問題は、その発表会の初日の午前中、Sさんが発表のため壇上に立ったとき起こりました。Sさんは、いきなり「プレゼンの音声がうるさくてがまんできない」と聴衆に訴えました。大きな会場なので、発表者はマイクを使い、スピーカから増幅した音声を流していましたが、もちろん、不快に感じるような爆音では決してありません(と、森田先生には思えました)。
そして、Sさんは、自分の発表のあと、ずっとヘッドフォンを装着して会場にいました(音楽を聴いていたわけではないようです)。周囲はざわつきました。「他人の発表を聞くつもりがない」という挑戦的な態度に見えたからです。
Sさんは、ふだんの教室でも反感をもたれがちで、いっしょにグループワークをしたくない相手だと思われていました。誰に対しても、態度が批判的で攻撃的であるように見えたからです。「まちがいが許せない」という態度で授業に臨んでいるようでした。また、とてもプライドが高いように見えました。また、Sさんは教師にも評判が悪いようです。
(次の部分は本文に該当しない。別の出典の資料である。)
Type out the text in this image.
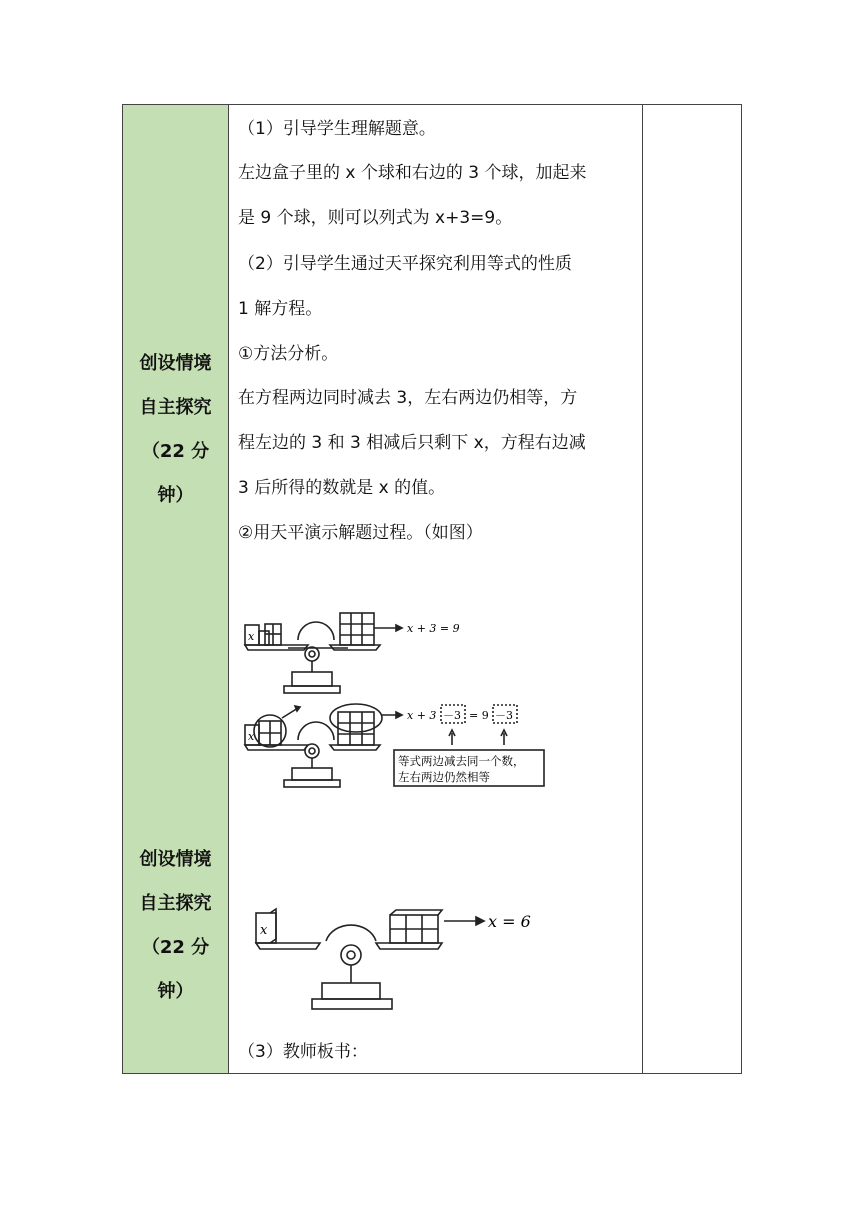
创设情境
自主探究
（22 分
钟）
创设情境
自主探究
（22 分
钟）

（1）引导学生理解题意。

左边盒子里的 x 个球和右边的 3 个球，加起来

是 9 个球，则可以列式为 x+3=9。

（2）引导学生通过天平探究利用等式的性质

1 解方程。

①方法分析。

在方程两边同时减去 3，左右两边仍相等，方

程左边的 3 和 3 相减后只剩下 x，方程右边减

3 后所得的数就是 x 的值。

②用天平演示解题过程。（如图）

（3）教师板书：

x
x
x + 3 = 9
x + 3 －3 = 9 －3
等式两边减去同一个数，
左右两边仍然相等
x	x = 6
自分の意見に固執し、教師の助言を容れないような態度が目立ったため、「わがまま」であると評価されていました。
さて、森田先生は、発表会の昼休みの時間に、Sさんに対し、周囲がSさんの行動に反感をもっていることを告げ、理由を尋ねました。どうやら、Sさんは聴覚過敏の傾向があるようでした(本人はそう明言はしませんでしたが)。しかし、それにかかわる配慮申請は大学には出されていませんでした。出されていれば、とうぜん、森田先生も他の先生もそれを知らされたはずです。
森田先生は、周囲に理由を告げ理解を求めるようアドバイスをしたが、拒否されました。本人は自分の症状のことを人に知られたくないようでした。プライドの高い彼は、周囲に自分の「弱点」を知られることにがまんがならないようでした。Sさんは「自分はちゃんと発表を聞いているのだから、ヘッドフォンをつけていることのどこが問題なのだ?」と主張します。
森田先生を含めた留学生センターの教員は、昼食を取りながらこの件について話し合いました。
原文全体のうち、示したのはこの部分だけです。